||Aeolian dust episodes (ADEs) are emerging disasters occurred from the bare lands of the Kaoping River in southern Taiwan due to typhoons or thermal convections. Four manual sampling sites located along the Kaoping River were conducted to collect PM10 (aerodynamic diameter ≤ 10 μm) with high-volume samplers in an ADE and on regular days in 2012, as well as PM2.5 (aerodynamic diameter ≤ 2.5 μm) and PM2.5–10 (aerodynamic diameter 2.5–10 μm) in six ADEs in 2013. Additionally, soil samples were collected at five potential locations on the surface of bare lands along the Kaoping River Valley. The five soil samples were completely mixed and then sieved with a Tyler 400 mesh (dp < 38 μm) and then resuspended using a dry powder atomizer in a resuspension chamber. Each soil sample could be divided into two independent fractions (i.e., PM2.5 and PM2.5–10). With regard to the ADE and alluvial samples, this study investigated on their chemical contents, including a total of 13 metallic elements, 9 water-soluble ionic species, and 2 carbonaceous species. |
Hourly averaged PM10 concentrations increased drastically from noon to evening, and maximum PM10 concentration levels were reached within 3–4 hours. Sea-salt particles (SSs) in PM10 accounted for 3.56%-5.17% on regular days and 11.66%-16.47% during the ADE. Cl- deficit percentages during the ADE (6.33%-14.12%) were much lower than those on regular days (29.49%-40.38%), indicating acidic particles mainly produced by chemical reactions of acidic aerosols with aeolian dust and SSs. Even alkaline aeolian dust is the dominant source of PM10 during the ADE; the atmospheric particles are attributable to acidic particles in the air. Furthermore, ADEs were clustered by the prevailing wind direction as southern and northwestern types according to four Taiwan Environmental Protection Administration air quality monitoring stations along the Kaoping River in southern Taiwan in 2013. With metallic element analysis and nonparametric statistical methods of Wilcoxon rank-sum test and Kruskal-Wallis test, this study successfully derived the metallic indicators of ADEs. The mass ratios of crustal elements (Fe, Ca, or Al) to reference element (Cd) obtained during the ADEs were much higher than those obtained after the ADEs. High mass ratios of Fe/Cd, Ca/Cd, and Al/Cd in PM2.5-10 were observed over the influenced areas of ADEs. Among them, (Fe/Cd)2.5-10 was proven as the best indicator which can be applied to effectively validate the existence of ADEs and evaluate their influences on ambient air quality. Moreover, PM2.5 concentrations during the ADEs were 3-3.6 fold higher than those after the ADEs. PM2.5 should be a contributor to AD, even though the mass ratios of PM2.5/PM10 ranged from 0.05 to 0.20 during the ADEs.
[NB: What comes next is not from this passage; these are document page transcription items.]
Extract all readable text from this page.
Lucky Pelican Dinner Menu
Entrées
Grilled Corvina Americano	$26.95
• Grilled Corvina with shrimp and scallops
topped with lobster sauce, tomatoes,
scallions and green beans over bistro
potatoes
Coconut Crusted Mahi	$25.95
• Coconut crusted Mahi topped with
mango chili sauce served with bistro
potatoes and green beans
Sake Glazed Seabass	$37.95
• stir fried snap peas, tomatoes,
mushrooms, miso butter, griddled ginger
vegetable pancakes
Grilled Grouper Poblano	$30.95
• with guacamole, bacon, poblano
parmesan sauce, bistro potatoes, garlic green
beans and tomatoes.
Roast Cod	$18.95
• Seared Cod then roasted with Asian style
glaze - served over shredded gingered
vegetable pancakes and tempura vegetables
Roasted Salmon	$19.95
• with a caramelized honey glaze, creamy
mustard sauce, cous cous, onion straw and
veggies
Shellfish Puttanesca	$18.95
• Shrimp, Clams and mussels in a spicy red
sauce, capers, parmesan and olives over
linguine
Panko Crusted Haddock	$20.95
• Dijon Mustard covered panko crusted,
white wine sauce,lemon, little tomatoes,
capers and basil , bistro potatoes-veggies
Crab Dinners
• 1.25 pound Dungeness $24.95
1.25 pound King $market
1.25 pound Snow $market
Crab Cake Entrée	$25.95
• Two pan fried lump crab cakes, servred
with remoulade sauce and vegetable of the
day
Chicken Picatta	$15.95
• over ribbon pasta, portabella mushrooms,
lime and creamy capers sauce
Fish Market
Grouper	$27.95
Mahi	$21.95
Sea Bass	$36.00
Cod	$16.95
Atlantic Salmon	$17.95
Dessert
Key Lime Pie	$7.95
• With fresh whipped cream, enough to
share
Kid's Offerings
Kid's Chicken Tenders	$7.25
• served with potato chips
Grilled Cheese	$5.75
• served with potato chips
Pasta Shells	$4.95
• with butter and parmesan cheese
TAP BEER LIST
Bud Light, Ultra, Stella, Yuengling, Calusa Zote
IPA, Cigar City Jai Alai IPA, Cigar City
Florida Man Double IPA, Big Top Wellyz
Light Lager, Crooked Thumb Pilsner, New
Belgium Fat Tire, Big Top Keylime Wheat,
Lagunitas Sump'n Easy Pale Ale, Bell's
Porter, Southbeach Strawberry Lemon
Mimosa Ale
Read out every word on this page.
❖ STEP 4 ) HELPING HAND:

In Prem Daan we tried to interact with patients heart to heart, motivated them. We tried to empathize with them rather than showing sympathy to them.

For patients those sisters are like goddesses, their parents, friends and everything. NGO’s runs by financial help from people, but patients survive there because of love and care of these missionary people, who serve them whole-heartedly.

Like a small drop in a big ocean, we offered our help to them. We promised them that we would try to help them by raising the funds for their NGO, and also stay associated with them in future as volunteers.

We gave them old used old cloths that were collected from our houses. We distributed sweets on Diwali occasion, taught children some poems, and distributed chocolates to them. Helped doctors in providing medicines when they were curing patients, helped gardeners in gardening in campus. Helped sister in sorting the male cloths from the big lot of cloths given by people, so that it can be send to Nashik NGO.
Our findings provide valuable information regarding the characteristics of the AD during the ADEs in the Kaoping River.
The CMB receptor modeling results that aeolian dust and sea-salts in PM10 were major components of atmospheric particles during the cluster ADEs. The contribution of AD emitted from the bare lands to PM10 concentration was in the range of 11.5%-33.1% along the Kaoping River during the ADEs as well as 7.2%-23.0% after the ADEs. A small amount of finer aeolian dust emitted from the bare lands of the riverbed could still be suspended in the ambient air during the ensuing the ADEs. The AD in PM2.5 ranged from 6.2% to 15.7% during the S-type ADEs and ranged from 1.3% to 17.4% during the NW-type ADEs. Both of them were less than that of PM10 during the S- and NW-type ADEs. The AD was mainly enriched in PM2.5-10 rather than PM2.5 since the formation of PM2.5 was directly related to the process that high-temperature vapors and low volatility compound chemical transformed to PM2.5. Additionally, the contribution of biomass burning rose significantly in the range of 7.6% to 13.9% after the S-type ADEs and 5.6% to 13.3% after the NW-type ADEs, suggesting the open burning of agricultural debris is commonly observed along the Kaoping River in summer. Based on the source apportionment of PM10, the wind speed and wind direction were directly relevant to different contributors, so the S- and NW-type ADEs cause the difference of major contributors for different sampling sites.